When I was a student in CS61C in Spring 2019, the workload for the class was ridiculously high - the most workload I’ve had out of any class I’ve taken at Berkeley. In addition, there was a large discrepancy between the current offering of the class and how it was structured when Professor Garcia taught it — Garcia only had 3 projects instead of 5 long ones, fewer homeworks, fewer projects, and a significantly more generous grading curve. At one point late in the semester, tensions flared up between students and course staff — a student made a long Piazza post detailing all of their complaints about the course, and the head TA responded by essentially stating that CS61C was a high workload class by default, and while the course staff would try to change the structure of the projects and grading schedule to make things easier for students in the future, there wasn’t anything significant they could do about it currently. (This was a couple years ago, so my memory is a little fuzzy, but I think this was the general gist.) This caused more tensions, because I think the head TA had a different idea about the amount of time the projects were taking than the students, and there was a significant gap between what the TAs thought the students would be a able to handle and what the average student was actually capable of handling. Another thing that I think made the interaction worse was the tone of the TA - it was fairly removed and aloof, trying to reason about the workload of the class objectively while the issue had devolved into a very emotional matter at that point.

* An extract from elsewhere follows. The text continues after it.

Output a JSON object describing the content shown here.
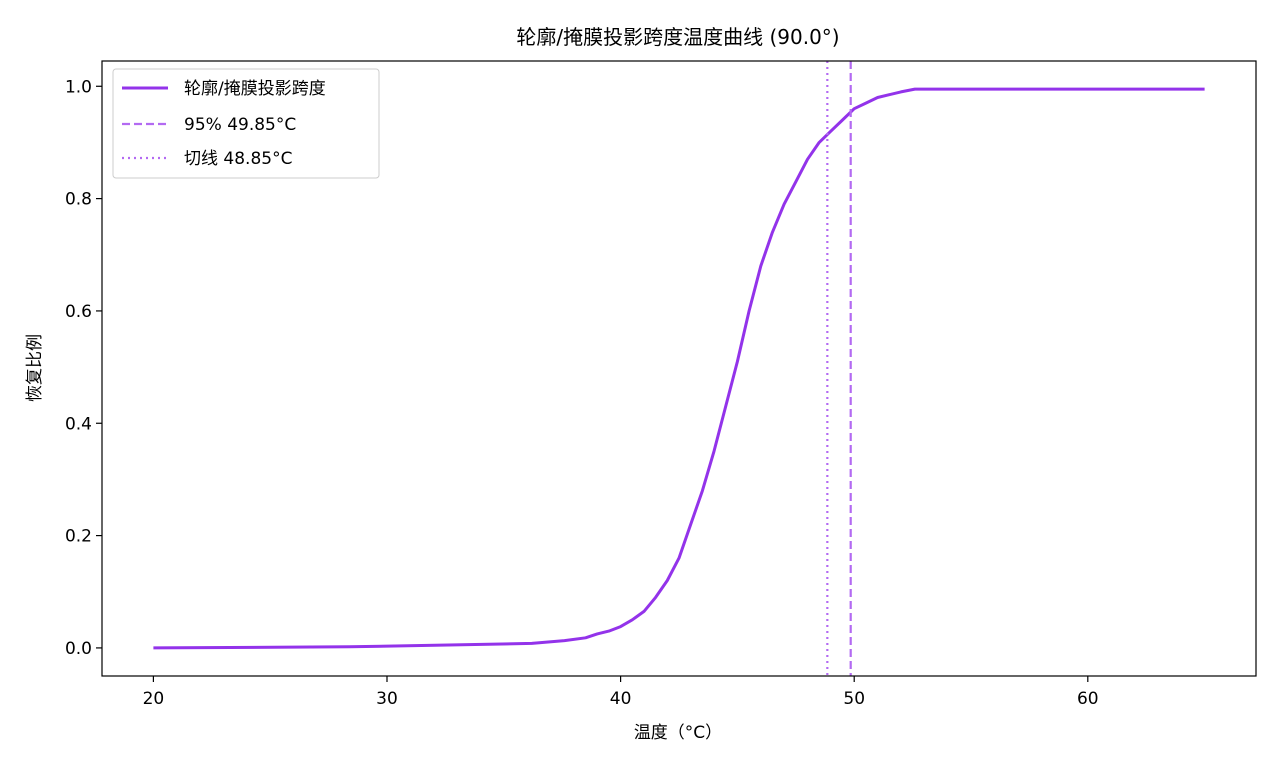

Eventually, the situation was resolved by the Professor himself, Professor Weaver, who committed to honoring the same grading curve that Professor Garcia had, while also promising that he would take all of the complaints and concerns to heart and make the class better for future iterations of the course. It was a genuine and heartfelt response, and it seemed to cool down tensions quite a bit. Because of the way Professor handled the matter in the end, I think most students were ultimately happy with how the class (and their grade) turned out.